C’est un excellent exercice d’hygiène intellectuelle que de se plonger dans les réflexions sur la société telles qu’elles étaient développées il y a un demi-siècle. Cette sorte de récréation est de nature à vous sortir des présupposés inconscients de notre époque, dont les analystes de notre temps ont, quel que soit leur courant de pensée, du mal à se libérer.

Et, en matière de pensée économique, comment s’y livrer mieux qu’avec Alfred Sauvy, qui fut, depuis l’entre-deux-guerres jusque dans les années 60, l’un des penseurs les plus originaux et les plus rigoureux à la fois de la société, sous ses angles démographiques, économiques, sociologiques, et économiques ? Il fut l’inventeur de l’expression "tiers monde", le créateur de l’institut d’études démographiques, car il avait, le premier, pris conscience de l’importance de la démographie, et, dès le Front Populaire, les grands de notre pays s’arrachaient ses conseils, hélas trop rarement suivis.

Ajoutons qu’il avait prévu, avec dix ans d’avance sur les évènements de mai 1968, que la politique universitaire allait, si elle n’était pas adaptée, à des remous graves de la part des étudiants, et, avec cinquante ans d’avance, que, sauf aménagements particuliers de notre politique en la matière, nous risquions de voir notre société ébranlée par une immigration massive venant du Sud.

C’est pourquoi je me suis lancé, dans l’espoir de ressentir un vent frais dans nos discussions actuelles stéréotypées sur les transports, dans la lecture des "4 roues de la fortune", où, à, une époque (il y a 55 ans) où tout le monde, depuis le grand public jusqu’à nos dirigeants, locaux et nationaux, ne jurait que par l’automobile, Sauvy montre, à contre-courant, tous les inconvénients d’un développement non maîtrisé de ce mode de déplacement, en même temps du reste qu’il insiste sur son caractère irremplaçable.

J’attendais sans doute trop d’un penseur dont j’ai lu, avec un énorme profit et un plaisir insoupçonné, bien des ouvrages (en particulier, "mythologies de notre temps") ; car ça a été une énorme déception.

Car, si Sauvy (encore une fois, en large avance, comme souvent, sur son temps), montre bien l’aberration économique que constitue l’octroi d’une place pratiquement gratuite (à l’époque) à l’automobile dans les villes, s’il montre l’absolue nécessité d’investir massivement dans les transports collectifs, s’il met en avant (c’est là un chapitre particulièrement instructif) ce que furent les énormes erreurs industrielles, au cours de la décennie qui a suivi la guerre, dans cette branche, comme dans des secteurs voisins, en revanche, sur bien d’autres aspects, il exprime bien plus des idées a priori qu’il n’en montre les fondements rationnels, contrairement à son habitude constante.

C’est particulièrement le cas quand il aborde la question de l’effet sur la répartition, des personnes et des activités, sur le territoire, où son approche un peu paradoxale (car pour lui, l’automobile a été davantage un outil de concentration que de dispersion) eût été extrêmement intéressante s’il l’avait appuyée sur de véritables raisonnements économiques ou sociologiques, comme il nous y avait habitué dans ses autres productions.

Cette même imprécision impressionne encore davantage dans ses développements sur la ville et la planification urbaine.
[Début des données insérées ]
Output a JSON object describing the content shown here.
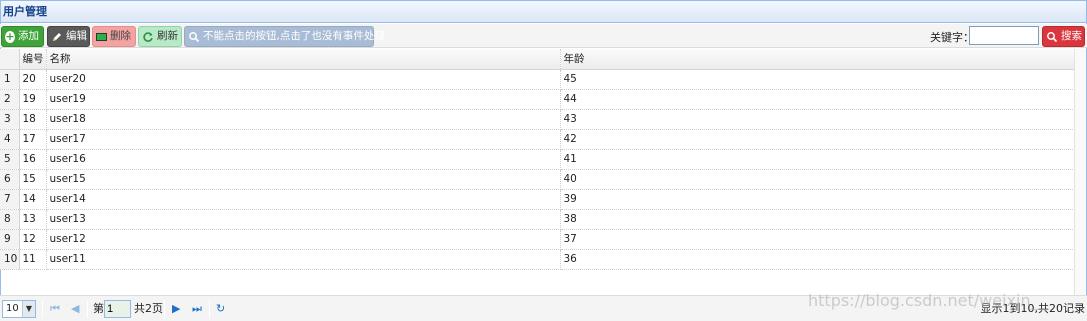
{
  "panel": {
    "title": "用户管理"
  },
  "toolbar": {
    "add_label": "添加",
    "edit_label": "编辑",
    "delete_label": "删除",
    "refresh_label": "刷新",
    "disabled_label": "不能点击的按钮,点击了也没有事件处理",
    "keyword_label": "关键字：",
    "keyword_value": "",
    "search_label": "搜索"
  },
  "table": {
    "columns": [
      "编号",
      "名称",
      "年龄"
    ],
    "rows": [
      {
        "n": "1",
        "id": "20",
        "name": "user20",
        "age": "45"
      },
      {
        "n": "2",
        "id": "19",
        "name": "user19",
        "age": "44"
      },
      {
        "n": "3",
        "id": "18",
        "name": "user18",
        "age": "43"
      },
      {
        "n": "4",
        "id": "17",
        "name": "user17",
        "age": "42"
      },
      {
        "n": "5",
        "id": "16",
        "name": "user16",
        "age": "41"
      },
      {
        "n": "6",
        "id": "15",
        "name": "user15",
        "age": "40"
      },
      {
        "n": "7",
        "id": "14",
        "name": "user14",
        "age": "39"
      },
      {
        "n": "8",
        "id": "13",
        "name": "user13",
        "age": "38"
      },
      {
        "n": "9",
        "id": "12",
        "name": "user12",
        "age": "37"
      },
      {
        "n": "10",
        "id": "11",
        "name": "user11",
        "age": "36"
      }
    ]
  },
  "pager": {
    "page_size": "10",
    "page_prefix": "第",
    "page_number": "1",
    "page_total": "共2页",
    "info": "显示1到10,共20记录"
  },
  "watermark": "https://blog.csdn.net/weixin_",
  "colors": {
    "add": "#3ea43a",
    "edit": "#5a5a5a",
    "delete": "#f4a3a3",
    "refresh": "#b9eac7",
    "disabled": "#a9bcd6",
    "search": "#d9363e",
    "header_border": "#99bbe8"
  }
}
Sa critique des villes nouvelles de la Région Parisienne, qu’il eût fallu, selon lui, construire dans le "désert français", quelque part dans les zones peu denses en recherche de population et d’activité économique est particulièrement provocante ; et l’on est fort déçu de voir que l’auteur n’indique pas du tout la manière dont, selon lui, on aurait pu, après avoir construit ces villes, y faire venir la population attendue, et s’en tire, pour contrer les opposants à ces théories de villes nouvelles "à la campagne", par des pirouettes élégantes, mais qui ne font pas avancer la réflexion.

Je ne m’attendais pas à devoir délivrer une évaluation aussi basse à ce très grand penseur (et j’ai conscience que mon évaluation est particulièrement basse, car, là où certains critiques de Babelio qui précisent leur échelle de cotation, indiquent que la note maximum correspond pour eux à l’ouvrage du siècle, au contraire, de mon côté, je donne systématiquement cinq étoiles à ceux que je trouve tout simplement excellents)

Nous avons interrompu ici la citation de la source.